DeVesty, a Catholic, struggled with the decision, but opted to abort the pregnancy.
"I had no control over what happened to me and here was something else that came with it, and I couldn’t live with that," she said. "I had to feel like I had some control over my body and in the end, I felt it was best for me."
DeVesty, now 49 and living in Syracuse, N.Y., said she felt sick to her stomach when she heard Rep. Todd Akin say a woman's body can prevent pregnancy in cases of "legitimate rape."
"If it's a legitimate rape, the female body has ways to try to shut that whole thing down," Akin said in an interview.
There is no truth to that whatsoever," DeVesty, who runs Clean Slate Diaries, a support website for sex abuse victims, said. "There is no way someone who has to go through that horror of being raped can legitimately in their head think, 'Now I am going to tell my body not to become pregnant.'"
Akin has since apologized for the comments, saying he "misspoke," but the outcry has pundits speculating that he will likely withdraw from the Missouri Senate race.

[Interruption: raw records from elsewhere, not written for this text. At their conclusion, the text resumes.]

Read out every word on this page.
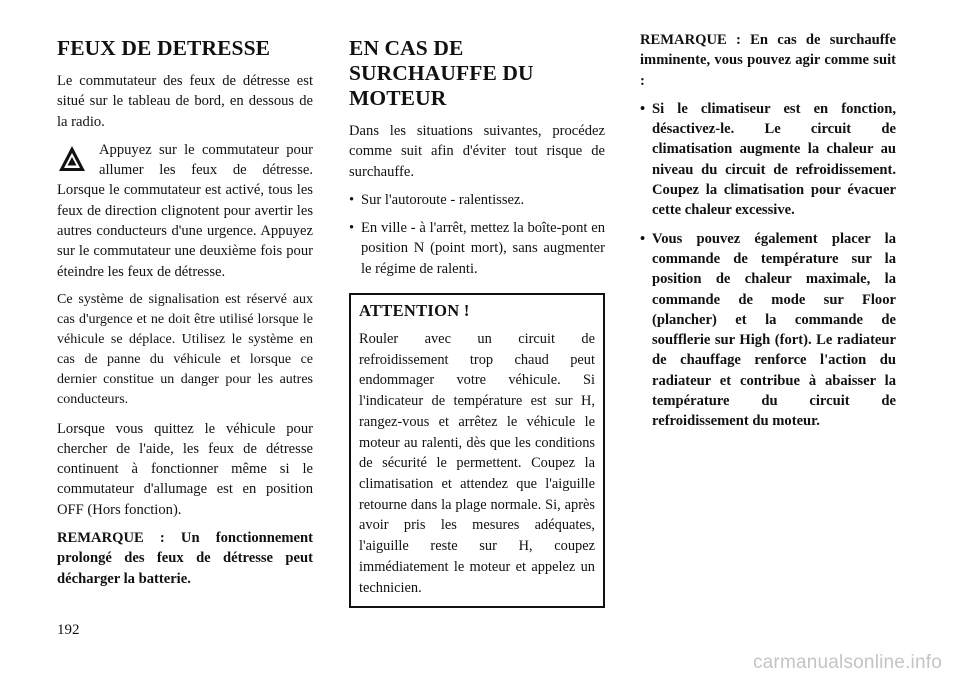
FEUX DE DETRESSE

Le commutateur des feux de détresse est situé sur le tableau de bord, en dessous de la radio.

Appuyez sur le commutateur pour allumer les feux de détresse. Lorsque le commutateur est activé, tous les feux de direction clignotent pour avertir les autres conducteurs d'une urgence. Appuyez sur le commutateur une deuxième fois pour éteindre les feux de détresse.

Ce système de signalisation est réservé aux cas d'urgence et ne doit être utilisé lorsque le véhicule se déplace. Utilisez le système en cas de panne du véhicule et lorsque ce dernier constitue un danger pour les autres conducteurs.

Lorsque vous quittez le véhicule pour chercher de l'aide, les feux de détresse continuent à fonctionner même si le commutateur d'allumage est en position OFF (Hors fonction).

REMARQUE : Un fonctionnement prolongé des feux de détresse peut décharger la batterie.

EN CAS DE SURCHAUFFE DU MOTEUR

Dans les situations suivantes, procédez comme suit afin d'éviter tout risque de surchauffe.

• Sur l'autoroute - ralentissez.
• En ville - à l'arrêt, mettez la boîte-pont en position N (point mort), sans augmenter le régime de ralenti.
ATTENTION !

Rouler avec un circuit de refroidissement trop chaud peut endommager votre véhicule. Si l'indicateur de température est sur H, rangez-vous et arrêtez le véhicule le moteur au ralenti, dès que les conditions de sécurité le permettent. Coupez la climatisation et attendez que l'aiguille retourne dans la plage normale. Si, après avoir pris les mesures adéquates, l'aiguille reste sur H, coupez immédiatement le moteur et appelez un technicien.

REMARQUE : En cas de surchauffe imminente, vous pouvez agir comme suit :

• Si le climatiseur est en fonction, désactivez-le. Le circuit de climatisation augmente la chaleur au niveau du circuit de refroidissement. Coupez la climatisation pour évacuer cette chaleur excessive.
• Vous pouvez également placer la commande de température sur la position de chaleur maximale, la commande de mode sur Floor (plancher) et la commande de soufflerie sur High (fort). Le radiateur de chauffage renforce l'action du radiateur et contribue à abaisser la température du circuit de refroidissement du moteur.
192
carmanualsonline.info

"To say it's slim that it happens or to make them feel that they did something to create the pregnancy — that they didn’t shut down their bodies — is re-victimizing them again," DeVesty said of victims of sex abuse. "I think he should be expelled from the running."
She's not alone in that sentiment. Officials from the New York locations of prominent organizations like Planned Parenthood, the National Organization for Women and the Rape, Abuse & Incest National Network expressed outrage over Akin's remarks.
"Todd Akin’s comments are ignorant, insensitive, and appalling. It’s disturbing that people are legislating and running for office who have such a fundamental disregard for women and women’s health," Planned Parenthood spokesman Mel Gagarin said.
"This needs to be a wake up call to American women," Sonia Ossoria, director of the National Organization for Women in New York, told Metro. "There has been a continued assault on our reproductive rights. We have got to show them who is boss."
"Where do we have control? Where is our say?" DeVesty asked. "The insinuation that it doesn’t happen or we have some control over it is unacceptable. That should not be tolerated."
Late Monday, rumors were circulating that the GOP was preparing for Akin to announce his decision to step down from the election, though he had yet to confirm the claim.
Editor's note: Renée DeVesty specifically gave Metro permission to publish her name along with her story.